Так размышлял Добрыга, направляясь на свидание с богами.
* * *Капь Рода стоит в святилище на славненской стороне пять лет. До того пребывала в святилище у озера Ильмень, где весь Новгород собирался богов славить. Пять лет тому привёз из Киева Добрыня капь Перуна. Велел из главного Новгородского святилища Рода убрать, а на его место поставить Громовика. Такова, дескать, княжья воля. Какая такая княжья воля указывать, какого бога славить? На Руси так не водилось. Всяк славит бога, коего уважает. Перун свой бог, славянский. Новгородцы и Перуна с досюльщины славят, и требы ему дают. Но дид богов – Род. Перун – княжий бог, дружинный, варяги его тоже более всех других богов почитают. Роты дают – Перуном клянутся. Ну и пусть им. Для людий главные боги – Род, животворящий, да Сварог, старший над богами, что Правь людиям дал. Вот бы к нему, к Добрыге, тысяцкий во двор пришёл да сказал: «Теперь у вас не Добрыга старший, а Ставр. Его во всём слушайте, на то моя воля». Смех один. Так почто же князь указывает, какого бога чтить более других? Как можно Перуна выше Рода и Сварога ставить? Не принесла добра княжья воля, раздоры пошли, чего до того не бывало. Волхвы, кои не захотели Перуна выше Рода ставить, забрали капь и поставили в святилище у холма Славно. И новгородцы: одни на Новый год ходят в Перынь, так теперь святилище у Ильменя зовётся, иные – в славенское святилище. Высший же новгородский волхв Богомил, за сладкоголосое пение прозванный Словишей, на Новый год священный огонь возжигает в святилище Рода, в остальные святые дни – в Перыне.
* * *Путники шли по торной дороге, прорезавшей луговину. Слева глухо шумел Волхов, готовящийся к зимней спячке. Искрился иней, пятнами и полосами прихвативший траву. Воздух был свеж и чист, лёгким утренним морозцем нарумянил щёки мальчишке. Голоса грузчиков, разгружавших лодию, долго сопровождали паломников. Дорога свернула вправо и вывела к плоской возвышенности. Середину возвышенности занимало святилище, представлявшее собой окружённую земляным валом округлую, вытянутую с севера на юг площадку. Длина святилища имела два на сто саженей, ширина – полсотни. Дорога поднялась по пологому склону и вывела к проходу в земляном ограждении. Ставрик притих, утишил дыхание, словно оробел. На праздники, моления, в святилище бывало многолюдно, он только и видел, что чужие спины. Теперь же они входили в святилище вдвоём, и ничто не препятствовало взору. Верх крады имел в ширину сажени полторы. Вал был не сплошь земляной. По обе стороны от входа на валу располагались несколько вогнутых площадок, выложенных почерневшими от огнищ каменьями. То были места, где тела покойников превращали в пепел, души вместе с дымом уносились к богам и навечно переселялись в Навь. В полутора десятках саженей от входа, вдоль крады располагались с обеих сторон бревенчатые хоромы. Перед хороминой, из трубы которой поднимался дым, лежали кучи песка и глины. Возле другой, лицом к солнцу, сидели двое седобородых старцев. Узловатые пальцы их перебирали струны на крыластых гуслях, губы беззвучно шевелились.
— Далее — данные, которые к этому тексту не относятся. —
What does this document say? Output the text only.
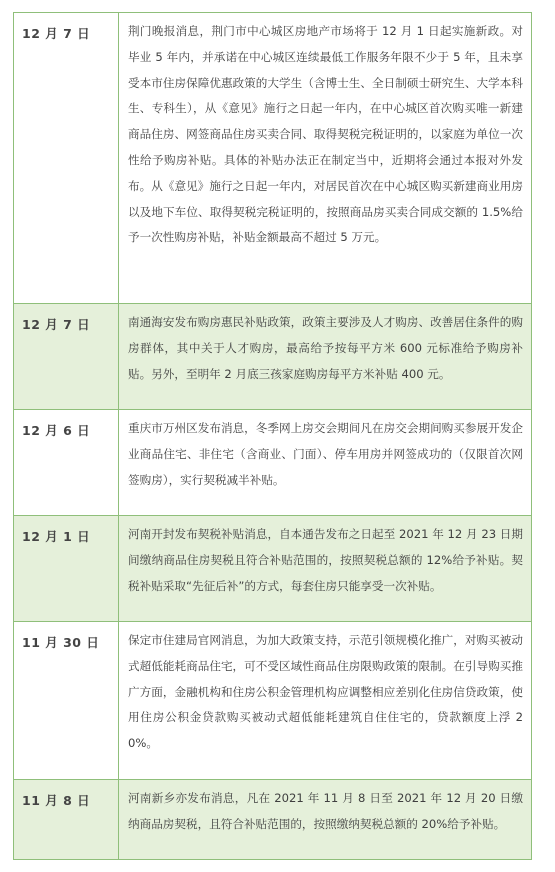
12 月 7 日	荆门晚报消息，荆门市中心城区房地产市场将于 12 月 1 日起实施新政。对毕业 5 年内，并承诺在中心城区连续最低工作服务年限不少于 5 年，且未享受本市住房保障优惠政策的大学生（含博士生、全日制硕士研究生、大学本科生、专科生），从《意见》施行之日起一年内，在中心城区首次购买唯一新建商品住房、网签商品住房买卖合同、取得契税完税证明的，以家庭为单位一次性给予购房补贴。具体的补贴办法正在制定当中，近期将会通过本报对外发布。从《意见》施行之日起一年内，对居民首次在中心城区购买新建商业用房以及地下车位、取得契税完税证明的，按照商品房买卖合同成交额的 1.5%给予一次性购房补贴，补贴金额最高不超过 5 万元。
12 月 7 日	南通海安发布购房惠民补贴政策，政策主要涉及人才购房、改善居住条件的购房群体，其中关于人才购房，最高给予按每平方米 600 元标准给予购房补贴。另外，至明年 2 月底三孩家庭购房每平方米补贴 400 元。
12 月 6 日	重庆市万州区发布消息，冬季网上房交会期间凡在房交会期间购买参展开发企业商品住宅、非住宅（含商业、门面）、停车用房并网签成功的（仅限首次网签购房），实行契税减半补贴。
12 月 1 日	河南开封发布契税补贴消息，自本通告发布之日起至 2021 年 12 月 23 日期间缴纳商品住房契税且符合补贴范围的，按照契税总额的 12%给予补贴。契税补贴采取“先征后补”的方式，每套住房只能享受一次补贴。
11 月 30 日	保定市住建局官网消息，为加大政策支持，示范引领规模化推广，对购买被动式超低能耗商品住宅，可不受区域性商品住房限购政策的限制。在引导购买推广方面，金融机构和住房公积金管理机构应调整相应差别化住房信贷政策，使用住房公积金贷款购买被动式超低能耗建筑自住住宅的，贷款额度上浮 20%。
11 月 8 日	河南新乡亦发布消息，凡在 2021 年 11 月 8 日至 2021 年 12 月 20 日缴纳商品房契税，且符合补贴范围的，按照缴纳契税总额的 20%给予补贴。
– То старцы-кощунники, – негромко произнёс отец.
– Ага, – так же тихо отозвался сын, во все глаза разглядывая волхвов.
Посреди утоптанного за многолетье требища Добрыга остановился, велел сыну:
– Стой здесь, – сам скрылся в храмине.
Ставр постоял, оглядываясь, почесал ногой ногу. Пробежаться бы, заглянуть в храмины, поглядеть, чем волхвы заняты. Поди, день-деньской над чарами колдуют, смотрят, что было, что будет. Но святилище не родная Рогатица, куда захотел, туда пошёл, заругаются волхвы, боязно. Не успел Ставр забояться по-настоящему, вернулся отец в сопровождении средних лет волхва. Ставр думал, все волхвы – старые старики.
– Идите, восславьте Рода и всех богов наших, – приговаривал волхв. – Требы твои обильны, боги помнят тебя. Мы довольны тобой, Добрыга. Учи тому же челядо своего, по Прави жить, богов славить. Идите.
Отец с сыном пересекли требище и оказались у внутренней крады, правильным кругом опоясывавшей вымощенную камнем площадку. На краде выступающими лепестками располагались восемь каменных кострищ. Сейчас камни были серы от усыпавшей их золы. В противоположной стороне круга высилась святыня – капь Рода.
Капь представляла собой закопанный в землю полуторасаженный четырёхгранный дубовый столб, завершаемый круглой шапкой. С верхней грани на молящихся смотрела важная женщина, под ней мужчина раза в три меньше ростом тянул в стороны руки, словно хотел с кем-то сплести их. На нижней грани был изображён хвостатый ящер.
Добрыга поблагодарил богов за мирную жизнь, за достаток в доме, просил не оставлять его с семейством своим попечением. Затем обратился к Сварогу, покровителю ковачей. То была главная молитва, из-за неё и пришёл в святилище, с вечера ещё задумал. Просил Добрыга Сварога обратить сердце старшего сына Якуна к корчему делу. Давно приметил: нет у Якуна усердия, не лежит душа у сына к отцовскому делу, и от того болело отцовское сердце. Помолившись, объяснил сыну:
– На нас смотрит Макошь, с той стороны, – показал левой рукой, – Лада, а там, – поднял десницу, – Перун. На полдни смотрит Дажьбог. То всё – небесные боги, под ними людие в хороводе, то – земля, внизу – ящер, то поддонный и подземный мир. Всё вместе – Род животворящий, он во всё сущее жизнь вдохнул.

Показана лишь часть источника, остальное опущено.